Apple may be facing a shortage of iPhones due to factory disruptions in China

Apple may be facing a shortage of iPhones due to factory disruptions in China

After weeks of expressing optimism about the global economy and its business, Apple on Sunday warned that its sales failed to live up to expectations as a key iPhone factory in China was shut down due to the coronavirus outbreak.

The sharp shift in its business outlook is the latest reminder of the risks of the company’s centralized manufacturing supply chain in China. Once an operating force that gave Apple the flexibility to have legions of workers churn out iPhones to meet global demand, its reliance on China has become a liability as the country’s commitment to a zero-covid-19 policy has forced it to lock down cities, businesses. and factories.

In mid-October this year Apple’s largest iPhone maker, Foxconn, has closed its main factory in Zhengzhou because the cases of coronavirus have increased. Foxconn has closed the facility to the outside world and barricaded some 200,000 workers inside its compound. Production of iPhones continued at “significantly reduced capacity,” Apple said in a statement on Sunday. The company added that its production difficulties will mean customers will have to wait longer between the purchase and delivery of its high-end iPhone 14 Pro and 14 Pro Max.

“We are working closely with our supplier to return to normal production levels while ensuring the health and safety of every employee,” Apple said in a statement.

The shutdown is the second to affect Apple this year. It lost about $4 billion in sales of iPads and Macs in the spring and summer after factories outside Shanghai were shut down to limit the spread of Covid-19.

Apple’s decline comes amid a broader decline in the outlook for the tech industry. Shares in Alphabet, Amazon and Meta have fallen this year amid slowing economic growth that has led to weaker e-commerce and advertising sales. Apple’s share price fell but largely avoided the steep declines of its peers as it continued to deliver solid business results.

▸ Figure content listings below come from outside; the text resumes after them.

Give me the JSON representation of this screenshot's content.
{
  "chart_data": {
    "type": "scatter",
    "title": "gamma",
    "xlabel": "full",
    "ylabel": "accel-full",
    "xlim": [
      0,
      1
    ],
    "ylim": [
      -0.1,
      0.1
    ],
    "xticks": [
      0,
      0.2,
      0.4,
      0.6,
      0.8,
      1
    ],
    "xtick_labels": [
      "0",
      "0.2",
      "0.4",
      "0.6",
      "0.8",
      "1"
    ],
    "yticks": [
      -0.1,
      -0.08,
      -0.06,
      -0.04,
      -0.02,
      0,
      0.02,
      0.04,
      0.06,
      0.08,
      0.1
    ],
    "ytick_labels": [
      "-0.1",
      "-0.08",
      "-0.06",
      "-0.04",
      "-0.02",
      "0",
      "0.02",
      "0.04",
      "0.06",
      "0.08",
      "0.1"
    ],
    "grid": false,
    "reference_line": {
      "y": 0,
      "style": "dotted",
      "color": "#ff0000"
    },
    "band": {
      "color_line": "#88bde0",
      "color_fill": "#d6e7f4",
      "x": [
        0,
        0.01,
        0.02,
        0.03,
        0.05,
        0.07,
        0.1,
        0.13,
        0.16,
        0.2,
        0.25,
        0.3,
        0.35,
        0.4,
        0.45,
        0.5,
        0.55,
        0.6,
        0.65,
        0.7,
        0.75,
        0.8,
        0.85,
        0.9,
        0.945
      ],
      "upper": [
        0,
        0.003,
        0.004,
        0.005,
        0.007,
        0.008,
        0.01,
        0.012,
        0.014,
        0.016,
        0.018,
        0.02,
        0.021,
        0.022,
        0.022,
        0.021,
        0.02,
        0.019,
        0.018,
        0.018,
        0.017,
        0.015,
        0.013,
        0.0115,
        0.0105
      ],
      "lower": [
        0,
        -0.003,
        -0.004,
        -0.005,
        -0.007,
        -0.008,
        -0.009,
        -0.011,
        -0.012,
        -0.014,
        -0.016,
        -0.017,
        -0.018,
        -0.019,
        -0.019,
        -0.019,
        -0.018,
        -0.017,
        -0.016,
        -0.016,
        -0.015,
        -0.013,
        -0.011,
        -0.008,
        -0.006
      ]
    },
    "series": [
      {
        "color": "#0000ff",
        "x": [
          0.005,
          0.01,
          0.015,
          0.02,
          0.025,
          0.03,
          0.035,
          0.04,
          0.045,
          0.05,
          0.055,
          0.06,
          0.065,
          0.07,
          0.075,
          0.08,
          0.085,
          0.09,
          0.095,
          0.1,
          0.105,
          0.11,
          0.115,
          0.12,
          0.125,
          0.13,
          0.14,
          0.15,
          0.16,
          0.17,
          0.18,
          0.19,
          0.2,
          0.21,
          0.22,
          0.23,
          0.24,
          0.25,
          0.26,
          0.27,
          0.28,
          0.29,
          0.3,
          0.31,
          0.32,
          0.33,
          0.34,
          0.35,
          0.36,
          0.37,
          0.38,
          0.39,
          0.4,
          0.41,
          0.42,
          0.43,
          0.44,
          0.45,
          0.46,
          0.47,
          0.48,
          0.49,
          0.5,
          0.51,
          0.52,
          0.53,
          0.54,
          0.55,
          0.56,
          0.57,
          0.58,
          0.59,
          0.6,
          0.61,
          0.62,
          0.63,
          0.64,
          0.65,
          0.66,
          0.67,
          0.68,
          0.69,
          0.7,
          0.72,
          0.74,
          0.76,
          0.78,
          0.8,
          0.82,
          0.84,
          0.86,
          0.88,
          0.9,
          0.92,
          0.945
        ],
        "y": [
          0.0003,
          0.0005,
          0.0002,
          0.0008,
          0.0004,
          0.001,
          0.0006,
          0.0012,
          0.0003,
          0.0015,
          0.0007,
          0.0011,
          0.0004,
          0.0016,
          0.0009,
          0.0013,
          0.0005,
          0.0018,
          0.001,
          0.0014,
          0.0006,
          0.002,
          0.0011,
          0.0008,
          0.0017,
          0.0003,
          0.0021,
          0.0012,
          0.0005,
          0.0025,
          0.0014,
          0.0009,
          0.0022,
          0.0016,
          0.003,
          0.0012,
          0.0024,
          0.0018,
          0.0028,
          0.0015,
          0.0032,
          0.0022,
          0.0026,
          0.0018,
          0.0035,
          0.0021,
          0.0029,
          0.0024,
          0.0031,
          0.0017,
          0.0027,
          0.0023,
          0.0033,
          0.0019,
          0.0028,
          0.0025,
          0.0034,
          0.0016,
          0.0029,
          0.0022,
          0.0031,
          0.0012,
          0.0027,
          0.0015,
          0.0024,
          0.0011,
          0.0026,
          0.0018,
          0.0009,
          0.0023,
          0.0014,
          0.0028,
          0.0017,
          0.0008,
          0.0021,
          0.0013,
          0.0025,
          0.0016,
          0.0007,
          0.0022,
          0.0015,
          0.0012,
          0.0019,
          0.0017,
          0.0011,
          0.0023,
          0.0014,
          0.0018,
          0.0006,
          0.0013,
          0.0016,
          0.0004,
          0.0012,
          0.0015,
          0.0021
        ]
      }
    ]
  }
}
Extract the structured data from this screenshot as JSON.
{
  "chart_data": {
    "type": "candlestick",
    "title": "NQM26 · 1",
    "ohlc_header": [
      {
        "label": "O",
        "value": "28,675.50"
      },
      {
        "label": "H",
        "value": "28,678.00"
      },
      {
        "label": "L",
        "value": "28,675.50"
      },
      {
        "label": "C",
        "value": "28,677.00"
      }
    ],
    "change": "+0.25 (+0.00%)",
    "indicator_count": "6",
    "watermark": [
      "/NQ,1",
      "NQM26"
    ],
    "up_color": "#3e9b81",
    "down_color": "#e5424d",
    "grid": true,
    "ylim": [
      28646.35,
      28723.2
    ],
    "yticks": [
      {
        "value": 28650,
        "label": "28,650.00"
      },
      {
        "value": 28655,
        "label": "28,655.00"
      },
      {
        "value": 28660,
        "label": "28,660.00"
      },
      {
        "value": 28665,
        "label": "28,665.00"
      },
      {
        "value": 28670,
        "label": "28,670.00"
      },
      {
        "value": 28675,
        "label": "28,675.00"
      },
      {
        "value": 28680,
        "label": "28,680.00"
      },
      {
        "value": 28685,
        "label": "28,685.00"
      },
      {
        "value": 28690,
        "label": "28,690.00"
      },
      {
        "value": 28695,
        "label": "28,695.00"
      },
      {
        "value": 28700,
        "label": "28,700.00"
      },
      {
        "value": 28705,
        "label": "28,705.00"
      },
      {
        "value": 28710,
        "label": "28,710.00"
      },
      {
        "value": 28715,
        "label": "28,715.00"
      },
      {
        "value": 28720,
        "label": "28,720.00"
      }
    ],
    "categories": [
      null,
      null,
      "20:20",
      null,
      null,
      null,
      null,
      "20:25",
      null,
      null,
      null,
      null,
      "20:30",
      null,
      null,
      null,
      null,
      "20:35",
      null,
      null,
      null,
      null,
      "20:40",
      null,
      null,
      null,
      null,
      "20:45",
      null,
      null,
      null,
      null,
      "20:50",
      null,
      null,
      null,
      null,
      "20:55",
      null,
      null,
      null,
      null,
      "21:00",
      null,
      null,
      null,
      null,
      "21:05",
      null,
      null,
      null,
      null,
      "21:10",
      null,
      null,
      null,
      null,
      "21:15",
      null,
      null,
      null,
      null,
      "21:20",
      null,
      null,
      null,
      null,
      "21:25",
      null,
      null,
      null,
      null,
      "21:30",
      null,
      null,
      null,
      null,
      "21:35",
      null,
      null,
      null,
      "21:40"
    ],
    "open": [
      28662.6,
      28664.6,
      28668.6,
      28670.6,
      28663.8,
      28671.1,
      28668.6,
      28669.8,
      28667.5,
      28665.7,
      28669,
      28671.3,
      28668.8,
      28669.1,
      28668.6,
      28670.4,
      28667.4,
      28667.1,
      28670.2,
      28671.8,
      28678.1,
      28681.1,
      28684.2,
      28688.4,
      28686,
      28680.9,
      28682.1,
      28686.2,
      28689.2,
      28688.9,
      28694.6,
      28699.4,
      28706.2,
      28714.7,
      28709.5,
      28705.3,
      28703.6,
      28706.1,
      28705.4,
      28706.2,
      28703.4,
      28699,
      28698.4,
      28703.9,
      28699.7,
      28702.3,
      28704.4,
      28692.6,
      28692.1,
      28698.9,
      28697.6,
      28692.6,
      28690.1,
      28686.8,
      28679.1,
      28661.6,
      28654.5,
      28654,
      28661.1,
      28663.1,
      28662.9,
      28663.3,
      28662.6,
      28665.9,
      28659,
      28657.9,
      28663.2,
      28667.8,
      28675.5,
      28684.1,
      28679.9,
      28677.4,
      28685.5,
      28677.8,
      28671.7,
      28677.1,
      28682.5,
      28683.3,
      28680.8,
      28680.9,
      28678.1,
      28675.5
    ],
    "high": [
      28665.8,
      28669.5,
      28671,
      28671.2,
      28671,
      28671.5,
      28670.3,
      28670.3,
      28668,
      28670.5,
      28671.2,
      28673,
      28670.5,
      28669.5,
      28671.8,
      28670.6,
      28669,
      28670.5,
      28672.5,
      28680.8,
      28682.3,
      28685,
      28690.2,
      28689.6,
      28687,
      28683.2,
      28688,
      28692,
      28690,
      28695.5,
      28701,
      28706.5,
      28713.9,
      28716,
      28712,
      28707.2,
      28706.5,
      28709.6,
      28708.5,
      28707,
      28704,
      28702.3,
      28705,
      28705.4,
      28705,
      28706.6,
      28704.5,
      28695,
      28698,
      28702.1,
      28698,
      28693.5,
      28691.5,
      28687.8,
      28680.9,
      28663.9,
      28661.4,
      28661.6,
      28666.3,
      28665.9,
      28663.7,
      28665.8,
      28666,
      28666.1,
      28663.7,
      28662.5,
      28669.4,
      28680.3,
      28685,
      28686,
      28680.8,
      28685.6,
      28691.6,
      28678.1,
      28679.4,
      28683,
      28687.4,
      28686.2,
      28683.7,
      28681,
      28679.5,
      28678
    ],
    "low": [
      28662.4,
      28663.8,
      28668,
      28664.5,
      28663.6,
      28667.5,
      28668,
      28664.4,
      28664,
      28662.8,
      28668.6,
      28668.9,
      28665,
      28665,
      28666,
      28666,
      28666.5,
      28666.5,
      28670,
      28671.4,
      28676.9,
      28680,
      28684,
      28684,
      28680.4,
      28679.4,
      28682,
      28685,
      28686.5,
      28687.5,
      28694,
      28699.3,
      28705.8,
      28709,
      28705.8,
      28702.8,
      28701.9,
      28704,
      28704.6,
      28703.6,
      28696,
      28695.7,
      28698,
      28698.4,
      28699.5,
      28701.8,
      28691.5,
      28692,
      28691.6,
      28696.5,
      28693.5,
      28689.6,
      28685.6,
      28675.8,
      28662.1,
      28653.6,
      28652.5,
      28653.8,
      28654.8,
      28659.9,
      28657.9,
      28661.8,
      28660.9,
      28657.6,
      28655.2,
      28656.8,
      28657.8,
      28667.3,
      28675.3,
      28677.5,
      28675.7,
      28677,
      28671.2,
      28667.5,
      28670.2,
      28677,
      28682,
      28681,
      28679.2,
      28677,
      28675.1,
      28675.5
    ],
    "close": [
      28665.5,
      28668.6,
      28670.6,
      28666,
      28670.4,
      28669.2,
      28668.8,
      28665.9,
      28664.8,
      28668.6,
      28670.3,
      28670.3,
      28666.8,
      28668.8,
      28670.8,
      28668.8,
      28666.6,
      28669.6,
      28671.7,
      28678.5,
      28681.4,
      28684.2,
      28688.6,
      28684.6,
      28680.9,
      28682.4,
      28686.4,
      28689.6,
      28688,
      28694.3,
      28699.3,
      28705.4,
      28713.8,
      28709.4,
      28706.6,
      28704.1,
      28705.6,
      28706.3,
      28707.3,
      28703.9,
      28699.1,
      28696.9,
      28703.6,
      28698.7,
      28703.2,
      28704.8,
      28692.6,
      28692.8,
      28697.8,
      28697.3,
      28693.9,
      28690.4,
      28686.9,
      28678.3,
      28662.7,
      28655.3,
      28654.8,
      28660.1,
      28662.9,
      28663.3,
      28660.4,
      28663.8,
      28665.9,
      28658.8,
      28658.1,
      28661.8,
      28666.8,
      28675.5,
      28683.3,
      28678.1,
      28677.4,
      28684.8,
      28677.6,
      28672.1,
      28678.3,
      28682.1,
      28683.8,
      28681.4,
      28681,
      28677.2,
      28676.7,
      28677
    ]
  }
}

China’s zero-tolerance approach to Covid-19 has been promoted by China’s top leader, Xi Jinping. The country’s leadership has stuck to that policy since Mr Xi was elected to a third term.

Apple’s presence in China is so prominent that Locals call Zhengzhou “iPhone City”. At full tilt, the Foxconn factory there could produce 500,000 iPhones a day. It is the largest iPhone factory, accounting for more than half of Apple’s annual sales.

“This is what Apple was afraid of,” said Wayne Lam, technology analyst at CCS Insight. “China is not letting go of this zero-Covid policy and it will have a big impact as these premium phones were the last area of ​​the smartphone market to see demand.”

After Foxconn closed its Zhengzhou factory, some factory workers fled the facility and began walking to their homes across the countryside. Images and videos of their escape have been shared on social media. Leo Lin, a 29-year-old factory worker who spoke to The New York Times Last week, he said, many workers panicked as quarantine facilities began to fill up.

Foxconn responded by offering workers an extra $14 a day to keep working. It later increased those payments to $55 a day.

Apple has begun diversifying its supply chain away from China, moving production of some iPhones to India and other products to Vietnam. But the company still relies on China to make more than 90 percent of the iPhones it sells, according to analysts.

The push to diversify is “clearly not fast enough,” Mr. Lam said.